Тело её тряслось, а глаза уже не могли разглядеть очертаний комнаты. И так было темно из-за запахнутых ставень, так ещё теперь и этот морок не пропускал те солнечные лучи, которые прежде находили для себя самые маленькие щели, подсвечивая пространство и скромный интерьер.
После смерти отца они почти не обзаводились новой мебелью. Деньги шли на другое, чаще всего на новую одежду. Где-то в двенадцать Ди совсем отказалась от платьев, перейдя на лиф или блузу с корсетом или же вот такие обтягивающие наряды из кожи. Вир тоже вырастал из своих рубах, присматривал жилеты и камзолы, иногда курточки попроще, иногда что-то более солидное, ведь играть приходилось и для элитных господ в центральных трактирах города. Внешний вид не должен был отталкивать от себя или создавать впечатление бедняка. Хотя давить на жалость, дабы дали монет покрупнее, иногда тоже было тактикой местных попрошаек, но брат с сестрой всегда считали себя выше этого.
Она вновь пустилась в воспоминания, и перед глазами возникло его совсем тогда ещё юное лицо. «Крутая!

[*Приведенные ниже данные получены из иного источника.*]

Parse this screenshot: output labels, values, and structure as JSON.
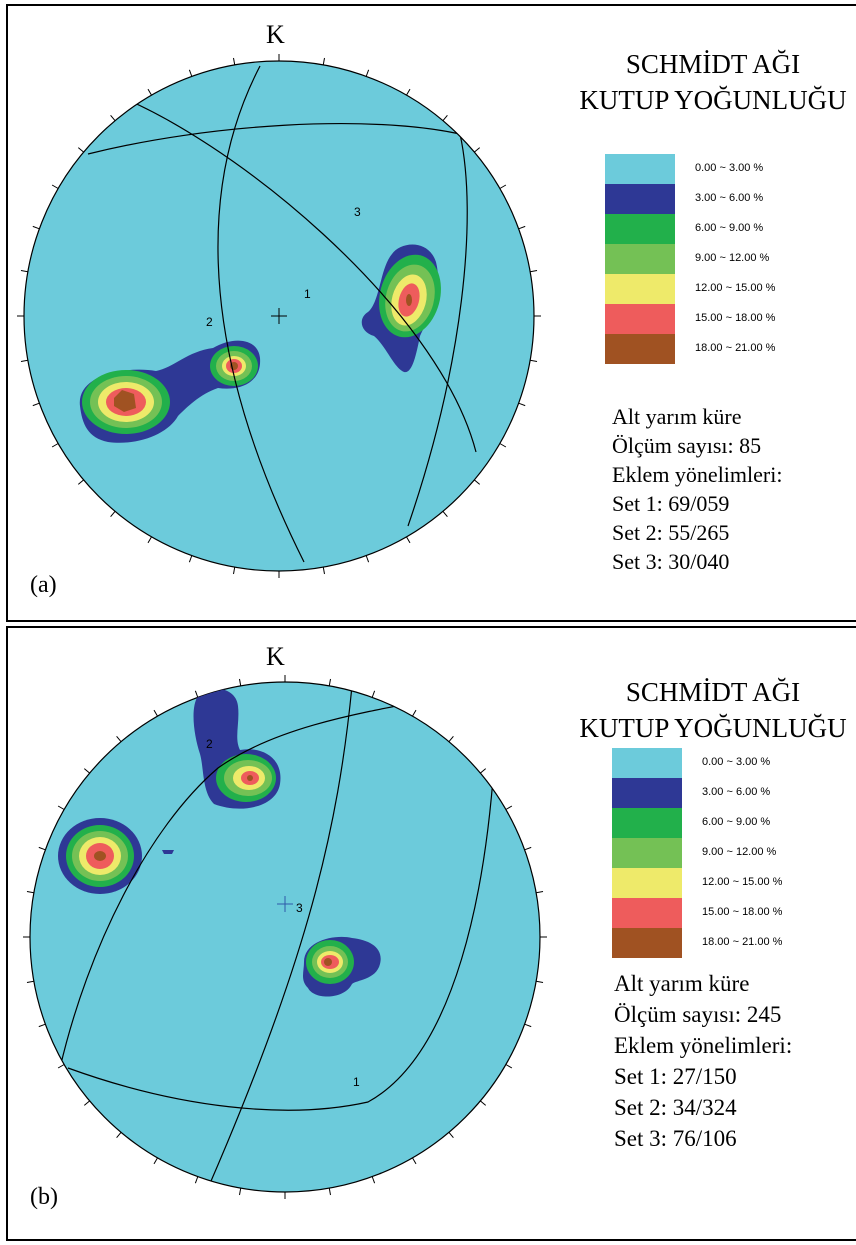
{
  "panels": [
    {
      "label": "(a)",
      "north_label": "K",
      "title_line1": "SCHMİDT AĞI",
      "title_line2": "KUTUP YOĞUNLUĞU",
      "hemisphere": "Alt yarım küre",
      "measurement_count": "Ölçüm sayısı: 85",
      "joint_orientations_label": "Eklem yönelimleri:",
      "sets": [
        "Set 1: 69/059",
        "Set 2: 55/265",
        "Set 3: 30/040"
      ],
      "great_circle_labels": [
        "1",
        "2",
        "3"
      ]
    },
    {
      "label": "(b)",
      "north_label": "K",
      "title_line1": "SCHMİDT AĞI",
      "title_line2": "KUTUP YOĞUNLUĞU",
      "hemisphere": "Alt yarım küre",
      "measurement_count": "Ölçüm sayısı: 245",
      "joint_orientations_label": "Eklem yönelimleri:",
      "sets": [
        "Set 1: 27/150",
        "Set 2: 34/324",
        "Set 3: 76/106"
      ],
      "great_circle_labels": [
        "1",
        "2",
        "3"
      ]
    }
  ],
  "legend": [
    {
      "range": "0.00 ~  3.00 %",
      "color": "#6ccbdb"
    },
    {
      "range": "3.00 ~  6.00 %",
      "color": "#2e3895"
    },
    {
      "range": "6.00 ~  9.00 %",
      "color": "#22b04b"
    },
    {
      "range": "9.00 ~ 12.00 %",
      "color": "#74c155"
    },
    {
      "range": "12.00 ~ 15.00 %",
      "color": "#eeea6a"
    },
    {
      "range": "15.00 ~ 18.00 %",
      "color": "#ee5c5c"
    },
    {
      "range": "18.00 ~ 21.00 %",
      "color": "#a05222"
    }
  ]
}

Стащила и молодец!» – звучал его голос, когда она показала ему припрятанную горсть белого вытянутого винограда. Ди знала, что брат не будет ругаться, а разделит с ней угощение. Тогда они сидели в парке, бросали камушки «лягушкой» на пруду, чтобы те отскочили от водяной глади хотя бы трижды, отрывали ягоды и беззаботно радовались жизни. Хотелось бы вернуть те времена… Но тем больнее становилось от мысли, что его нет рядом.
Теплилась мысль, что он появится в любой момент. Что в тумане уже нет ничего опасного, и он просто придёт сюда, как настоящий герой. Но Вир всё не шёл, не шёл и не шёл… Диана плакала несколько раз и вновь, и вновь брала себя в руки. Внушала себе его же словами, что надо быть сильной. А потом так хотелось стать слабой и прижаться к его плечу, к его груди, ощутить эти пальцы в своих волосах, его крепкие объятия. Ведь кроме Вира у неё не было никого. Ни приручённой птицы, ни даже кота. Они всё думали завести питомца, думали, может, соседская кошка однажды принесёт котят и они с братом возьмут одного, да всё не случалось.
В погребе было холодно, причём даже очень для весеннего вечера. Выложенные каменными блоками вглубь стены создавали для неё ощущение какого-то могильного склепа. Не было никакого уюта среди мешков картошки, солонины и прочих припасов.
В какой-то момент, когда уже весьма завечерело, туман начал рассеиваться. Это было понятно по розоватому свету взошедшей луны, проникающего сквозь те же щели, сквозь которые утром били лучи солнца. Очертания главной комнаты снова стали хорошо видны, насколько позволяли вообще закрытые ставни. Разумеется, толком было ничего не рассмотреть, просто какие-то общие контуры, и тонкие лезвия розового сияния наглядно демонстрировали, что тумана в доме уже никакого нет.
И, тем не менее, девушка выждала ещё где-то час, прежде чем приподнять плиту и выглянуть наружу. Кругом было темно, но никого и ничего постороннего не ощущалось. В свете луны блестел футляр с флейтой, который она тут же схватила, прижимая к себе в память о брате. Аккуратно подойдя к двери, она приоткрыла и её, выглянув на улицу. Ни следа туманной дымки. Залитые смесью лунного сияния и света фонарей мощёные даже в их бедном квартале окраины петляющие улочки. Практически обычный вечер, только вокруг как-то подозрительно тихо.
Отнюдь не было ощущения, что исчезли абсолютно все или что кругом город спит. В некоторых домах горел свет. Неподалёку звучал женский плач, и она даже знала, кому он принадлежит. Та соседка была человеческой расы, а её муж работящим эльфом, что трудился в порту на другом конце города. У них был двухэтажный дом, а двое детей давно выросли и переехали, обзаведясь собственными семьями. Пара не была ещё пожилой, так, слегка за сорок. И, похоже, что остроухий супруг этой дамы действительно исчез вместе с туманом.